Full text search in Sonar

In this post I'll outline how we're doing full-text search in Sonar. Sonar is a peer to peer database, and it integrates a full-text search engine.

The peer to peer database is based on the Kappa architecture. Our basic model for a set of content is an Island. An island is a set of Hypercore feeds that are replciated together. Through kappa-core, these feeds are indexed as a set. The first feature we added here was a rewrite of kappa-core to be able to deal with different kinds of source, which allowed us to add kappa-sparse-indexer to the mix. The sparse indexer takes a set of hypercores and creates a log of all blocks in all the cores, providing a local total indexing of all messages in an island. This also assigns a unique lseq number to each message, making it easy to identify a single message within the local context.

This combined log of all feeds in an island is then fed into kappa-core, from where the messages flow into the different Views mounted on the kappa core. A view is a function that receives each message only once, and has its state tracked by the kappa core. The views usually then build secondary indexes out of the stream of messages.

In Sonar, we have a few simple views that are use LevelDBs for storage. Those track a global history, and implement our CRDT. CRDT means "conflict-free replicated data type" and is a strategy to deal with updates that happen out of sync. Sonar employs a very simple CRDT that is based on unordered materialized views and the conecpt of backlinks. It works like this: Whenever you update a record, the update will include a list the currently most recent versions of the record that you know about. These links are then used by other views to delete or invalidate the previous, now overwritten versions of the new record.

The fulltext search works in exactly this way. Now, because we want our search to be fast, we need a fast search engine. And we also want a search engine that's easy to integrate and run and doesn't require additional setup. For these reasons, we picked Tantivy, a full-text search engine written in Rust. To integrate Tantivy with Sonar, we compile the tantivy library into a custom binary, called sonar-tantivy. This binary is built for different architectures and operating systems automatically, and the result is published as a downloadable artifact on Github. When installing Sonar, the correct binary for your operation system and architecture is automatically downloaded from Github releases. sonar-tantivy includes a wrapper module written in NodeJS that starts the Rust binary and talks to it over a simple RPC protocol.

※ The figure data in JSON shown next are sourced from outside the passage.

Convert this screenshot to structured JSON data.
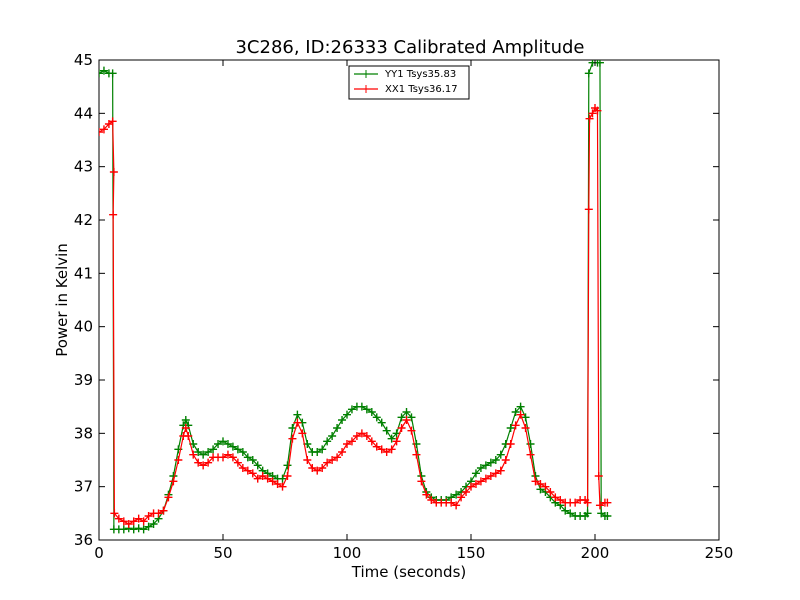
{
  "chart_data": {
    "type": "line",
    "title": "3C286, ID:26333 Calibrated Amplitude",
    "xlabel": "Time (seconds)",
    "ylabel": "Power in Kelvin",
    "xlim": [
      0,
      250
    ],
    "ylim": [
      36,
      45
    ],
    "x_ticks": [
      "0",
      "50",
      "100",
      "150",
      "200",
      "250"
    ],
    "y_ticks": [
      "36",
      "37",
      "38",
      "39",
      "40",
      "41",
      "42",
      "43",
      "44",
      "45"
    ],
    "grid": false,
    "legend": "top-center",
    "series": [
      {
        "name": "YY1 Tsys35.83",
        "color": "#008000",
        "points": [
          [
            0,
            44.75
          ],
          [
            2,
            44.8
          ],
          [
            4,
            44.75
          ],
          [
            5.5,
            44.75
          ],
          [
            6,
            36.2
          ],
          [
            8,
            36.2
          ],
          [
            10,
            36.2
          ],
          [
            12,
            36.22
          ],
          [
            14,
            36.2
          ],
          [
            16,
            36.22
          ],
          [
            18,
            36.2
          ],
          [
            20,
            36.25
          ],
          [
            22,
            36.3
          ],
          [
            24,
            36.4
          ],
          [
            26,
            36.55
          ],
          [
            28,
            36.85
          ],
          [
            30,
            37.2
          ],
          [
            32,
            37.7
          ],
          [
            34,
            38.15
          ],
          [
            35,
            38.25
          ],
          [
            36,
            38.15
          ],
          [
            38,
            37.8
          ],
          [
            40,
            37.65
          ],
          [
            42,
            37.6
          ],
          [
            44,
            37.65
          ],
          [
            46,
            37.7
          ],
          [
            48,
            37.8
          ],
          [
            50,
            37.85
          ],
          [
            52,
            37.8
          ],
          [
            54,
            37.75
          ],
          [
            56,
            37.7
          ],
          [
            58,
            37.65
          ],
          [
            60,
            37.55
          ],
          [
            62,
            37.5
          ],
          [
            64,
            37.4
          ],
          [
            66,
            37.3
          ],
          [
            68,
            37.25
          ],
          [
            70,
            37.2
          ],
          [
            72,
            37.15
          ],
          [
            74,
            37.15
          ],
          [
            76,
            37.4
          ],
          [
            78,
            38.1
          ],
          [
            80,
            38.35
          ],
          [
            82,
            38.2
          ],
          [
            84,
            37.8
          ],
          [
            86,
            37.65
          ],
          [
            88,
            37.65
          ],
          [
            90,
            37.7
          ],
          [
            92,
            37.85
          ],
          [
            94,
            37.95
          ],
          [
            96,
            38.1
          ],
          [
            98,
            38.25
          ],
          [
            100,
            38.35
          ],
          [
            102,
            38.45
          ],
          [
            104,
            38.5
          ],
          [
            106,
            38.5
          ],
          [
            108,
            38.45
          ],
          [
            110,
            38.4
          ],
          [
            112,
            38.3
          ],
          [
            114,
            38.2
          ],
          [
            116,
            38.05
          ],
          [
            118,
            37.9
          ],
          [
            120,
            38.0
          ],
          [
            122,
            38.3
          ],
          [
            124,
            38.4
          ],
          [
            126,
            38.3
          ],
          [
            128,
            37.8
          ],
          [
            130,
            37.2
          ],
          [
            132,
            36.9
          ],
          [
            134,
            36.8
          ],
          [
            136,
            36.75
          ],
          [
            138,
            36.75
          ],
          [
            140,
            36.75
          ],
          [
            142,
            36.8
          ],
          [
            144,
            36.85
          ],
          [
            146,
            36.9
          ],
          [
            148,
            37.0
          ],
          [
            150,
            37.1
          ],
          [
            152,
            37.25
          ],
          [
            154,
            37.35
          ],
          [
            156,
            37.4
          ],
          [
            158,
            37.45
          ],
          [
            160,
            37.5
          ],
          [
            162,
            37.6
          ],
          [
            164,
            37.8
          ],
          [
            166,
            38.1
          ],
          [
            168,
            38.4
          ],
          [
            170,
            38.5
          ],
          [
            172,
            38.3
          ],
          [
            174,
            37.8
          ],
          [
            176,
            37.2
          ],
          [
            178,
            36.95
          ],
          [
            180,
            36.9
          ],
          [
            182,
            36.8
          ],
          [
            184,
            36.7
          ],
          [
            186,
            36.65
          ],
          [
            188,
            36.55
          ],
          [
            190,
            36.5
          ],
          [
            192,
            36.45
          ],
          [
            194,
            36.45
          ],
          [
            196,
            36.45
          ],
          [
            197,
            36.5
          ],
          [
            197.5,
            44.75
          ],
          [
            199,
            44.95
          ],
          [
            201,
            44.95
          ],
          [
            202,
            44.95
          ],
          [
            202.5,
            36.5
          ],
          [
            204,
            36.45
          ],
          [
            205,
            36.45
          ]
        ]
      },
      {
        "name": "XX1 Tsys36.17",
        "color": "#ff0000",
        "points": [
          [
            0,
            43.65
          ],
          [
            2,
            43.7
          ],
          [
            4,
            43.8
          ],
          [
            5.5,
            43.85
          ],
          [
            6,
            42.9
          ],
          [
            5.7,
            42.1
          ],
          [
            6.2,
            36.5
          ],
          [
            8,
            36.4
          ],
          [
            10,
            36.35
          ],
          [
            12,
            36.3
          ],
          [
            14,
            36.35
          ],
          [
            16,
            36.4
          ],
          [
            18,
            36.35
          ],
          [
            20,
            36.45
          ],
          [
            22,
            36.5
          ],
          [
            24,
            36.5
          ],
          [
            26,
            36.55
          ],
          [
            28,
            36.8
          ],
          [
            30,
            37.1
          ],
          [
            32,
            37.5
          ],
          [
            34,
            37.95
          ],
          [
            35,
            38.1
          ],
          [
            36,
            37.95
          ],
          [
            38,
            37.6
          ],
          [
            40,
            37.45
          ],
          [
            42,
            37.4
          ],
          [
            44,
            37.45
          ],
          [
            46,
            37.55
          ],
          [
            48,
            37.55
          ],
          [
            50,
            37.55
          ],
          [
            52,
            37.6
          ],
          [
            54,
            37.55
          ],
          [
            56,
            37.45
          ],
          [
            58,
            37.35
          ],
          [
            60,
            37.3
          ],
          [
            62,
            37.25
          ],
          [
            64,
            37.15
          ],
          [
            66,
            37.2
          ],
          [
            68,
            37.15
          ],
          [
            70,
            37.1
          ],
          [
            72,
            37.05
          ],
          [
            74,
            37.0
          ],
          [
            76,
            37.2
          ],
          [
            78,
            37.9
          ],
          [
            80,
            38.2
          ],
          [
            82,
            38.0
          ],
          [
            84,
            37.5
          ],
          [
            86,
            37.35
          ],
          [
            88,
            37.3
          ],
          [
            90,
            37.35
          ],
          [
            92,
            37.45
          ],
          [
            94,
            37.5
          ],
          [
            96,
            37.55
          ],
          [
            98,
            37.65
          ],
          [
            100,
            37.8
          ],
          [
            102,
            37.85
          ],
          [
            104,
            37.95
          ],
          [
            106,
            38.0
          ],
          [
            108,
            37.95
          ],
          [
            110,
            37.85
          ],
          [
            112,
            37.75
          ],
          [
            114,
            37.7
          ],
          [
            116,
            37.65
          ],
          [
            118,
            37.7
          ],
          [
            120,
            37.85
          ],
          [
            122,
            38.1
          ],
          [
            124,
            38.25
          ],
          [
            126,
            38.05
          ],
          [
            128,
            37.6
          ],
          [
            130,
            37.1
          ],
          [
            132,
            36.85
          ],
          [
            134,
            36.75
          ],
          [
            136,
            36.7
          ],
          [
            138,
            36.7
          ],
          [
            140,
            36.7
          ],
          [
            142,
            36.7
          ],
          [
            144,
            36.65
          ],
          [
            146,
            36.8
          ],
          [
            148,
            36.9
          ],
          [
            150,
            37.0
          ],
          [
            152,
            37.05
          ],
          [
            154,
            37.1
          ],
          [
            156,
            37.15
          ],
          [
            158,
            37.2
          ],
          [
            160,
            37.25
          ],
          [
            162,
            37.3
          ],
          [
            164,
            37.5
          ],
          [
            166,
            37.8
          ],
          [
            168,
            38.15
          ],
          [
            170,
            38.35
          ],
          [
            172,
            38.1
          ],
          [
            174,
            37.6
          ],
          [
            176,
            37.1
          ],
          [
            178,
            37.05
          ],
          [
            180,
            37.0
          ],
          [
            182,
            36.9
          ],
          [
            184,
            36.8
          ],
          [
            186,
            36.75
          ],
          [
            188,
            36.7
          ],
          [
            190,
            36.7
          ],
          [
            192,
            36.7
          ],
          [
            194,
            36.75
          ],
          [
            196,
            36.75
          ],
          [
            197,
            36.7
          ],
          [
            197.5,
            42.2
          ],
          [
            197.8,
            43.9
          ],
          [
            199,
            44.0
          ],
          [
            200,
            44.1
          ],
          [
            201,
            44.05
          ],
          [
            201.5,
            37.2
          ],
          [
            202,
            36.65
          ],
          [
            204,
            36.7
          ],
          [
            205,
            36.7
          ]
        ]
      }
    ]
  }
}
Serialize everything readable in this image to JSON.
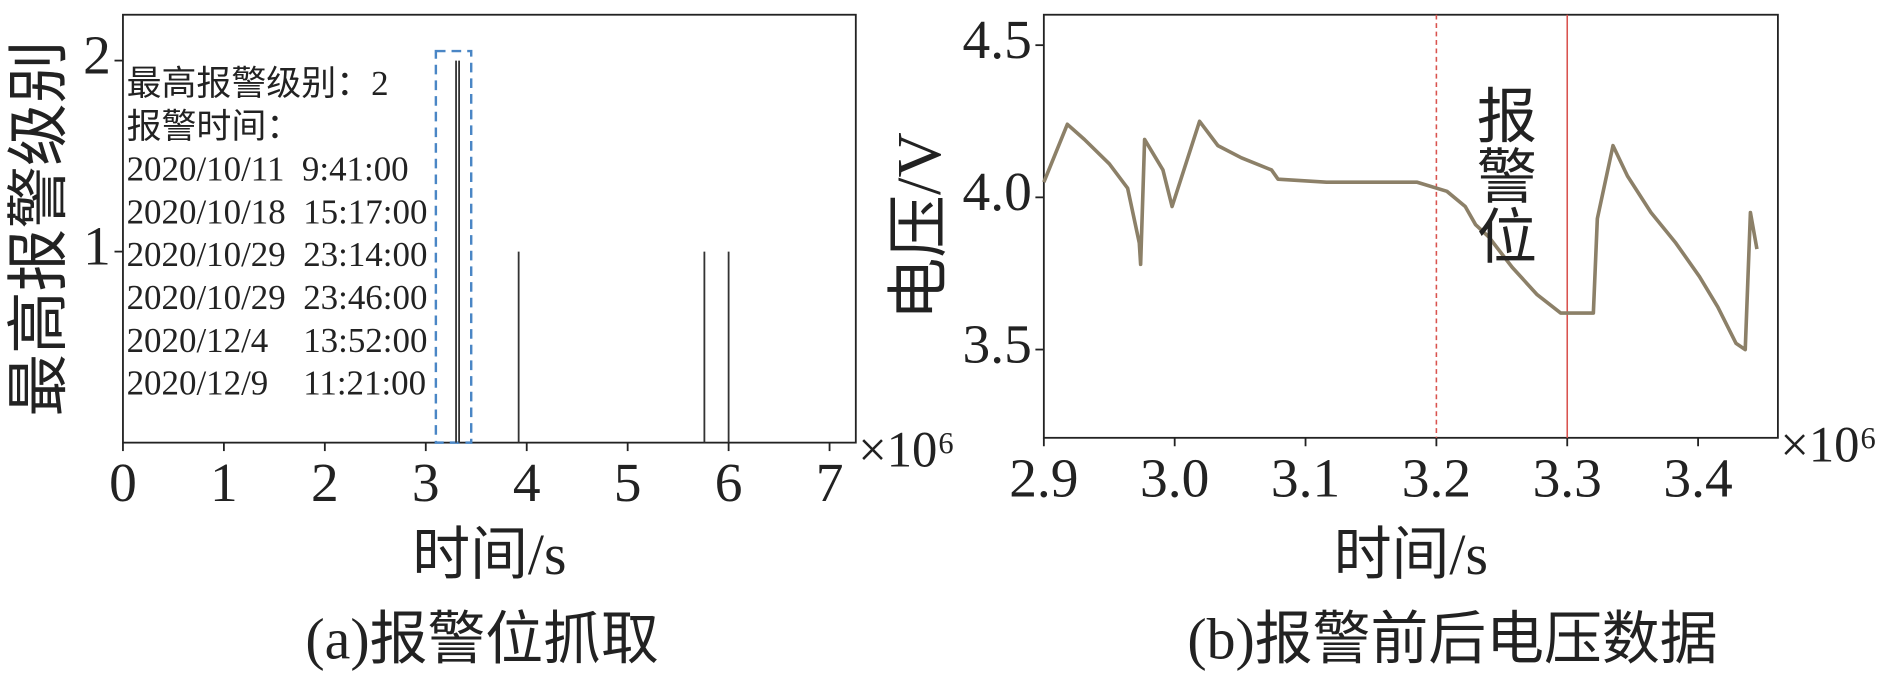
{
  "chart_data": [
    {
      "type": "bar",
      "xlabel": "时间/s",
      "ylabel": "最高报警级别",
      "caption": "(a)报警位抓取",
      "x_offset_label": "×10⁶",
      "x": [
        3.3,
        3.33,
        3.92,
        5.76,
        6.0
      ],
      "values": [
        2,
        2,
        1,
        1,
        1
      ],
      "color": "#333333",
      "xlim": [
        0,
        7.26
      ],
      "ylim": [
        0,
        2.24
      ],
      "xticks": [
        0,
        1,
        2,
        3,
        4,
        5,
        6,
        7
      ],
      "yticks": [
        1,
        2
      ],
      "highlight_box": {
        "xlim": [
          3.1,
          3.45
        ],
        "ylim": [
          0,
          2.05
        ],
        "color": "#4a86c5"
      },
      "annotation": [
        "最高报警级别：2",
        "报警时间：",
        "2020/10/11  9:41:00",
        "2020/10/18  15:17:00",
        "2020/10/29  23:14:00",
        "2020/10/29  23:46:00",
        "2020/12/4    13:52:00",
        "2020/12/9    11:21:00"
      ]
    },
    {
      "type": "line",
      "xlabel": "时间/s",
      "ylabel": "电压/V",
      "caption": "(b)报警前后电压数据",
      "x_offset_label": "×10⁶",
      "x": [
        2.9,
        2.918,
        2.931,
        2.95,
        2.964,
        2.973,
        2.974,
        2.977,
        2.991,
        2.998,
        3.019,
        3.033,
        3.051,
        3.074,
        3.079,
        3.116,
        3.185,
        3.208,
        3.222,
        3.23,
        3.24,
        3.258,
        3.277,
        3.295,
        3.32,
        3.323,
        3.335,
        3.346,
        3.364,
        3.383,
        3.401,
        3.415,
        3.429,
        3.436,
        3.44,
        3.445
      ],
      "series": [
        {
          "color": "#8c8068",
          "values": [
            4.05,
            4.24,
            4.19,
            4.11,
            4.03,
            3.85,
            3.78,
            4.19,
            4.09,
            3.97,
            4.25,
            4.17,
            4.13,
            4.09,
            4.06,
            4.05,
            4.05,
            4.02,
            3.97,
            3.91,
            3.87,
            3.77,
            3.68,
            3.62,
            3.62,
            3.93,
            4.17,
            4.07,
            3.95,
            3.85,
            3.74,
            3.64,
            3.52,
            3.5,
            3.95,
            3.83
          ]
        }
      ],
      "xlim": [
        2.9,
        3.461
      ],
      "ylim": [
        3.21,
        4.6
      ],
      "xticks": [
        2.9,
        {
          "value": 3,
          "label": "3.0"
        },
        3.1,
        3.2,
        3.3,
        3.4
      ],
      "yticks": [
        3.5,
        {
          "value": 4,
          "label": "4.0"
        },
        4.5
      ],
      "vlines": [
        3.2,
        3.3
      ],
      "vline_color": "#d9534f",
      "annotation": "报警位"
    }
  ]
}
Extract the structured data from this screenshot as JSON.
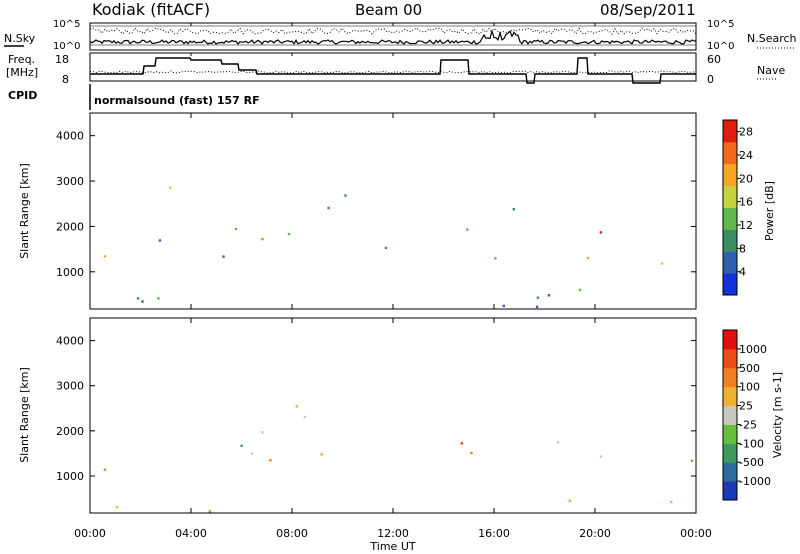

Now, in sonar-core, we define a kappa view that uses this sonar-tantivy wrapper module to push new messages in an island into the full-text search. Currently, we have a very basic schema management around that. There's a full-text index, where all string fields of a message are appended together into a single field. This textdump index is currently used when you type in the search bar in the Sonar UI. This is nice because it just works without setting up a schema for your records. We also create an index for each schema for which the index property is set. At the moment, we're developing a more powerful schema API that will allow to declaratively define indexing properties for individual fields. Once we merge this, you will be able to set in a schema definition properties for each field, e.g. if the field should be indexed as a facet property. This will then make it possible to filter the search view by these facets. Follow this tracking issue for details.

The interesting part is that the search index runs on each instance of Sonar, consuming both schemas and data records over the peer to peer network and live-indexes them into the full-text search. This is usually very fast. There's work going on in Tantivy to make this even faster by supporting in-memory segments. The architecture of Tantivy is already very friendly towards this model, as the search index is constructed out of immutable segments of data.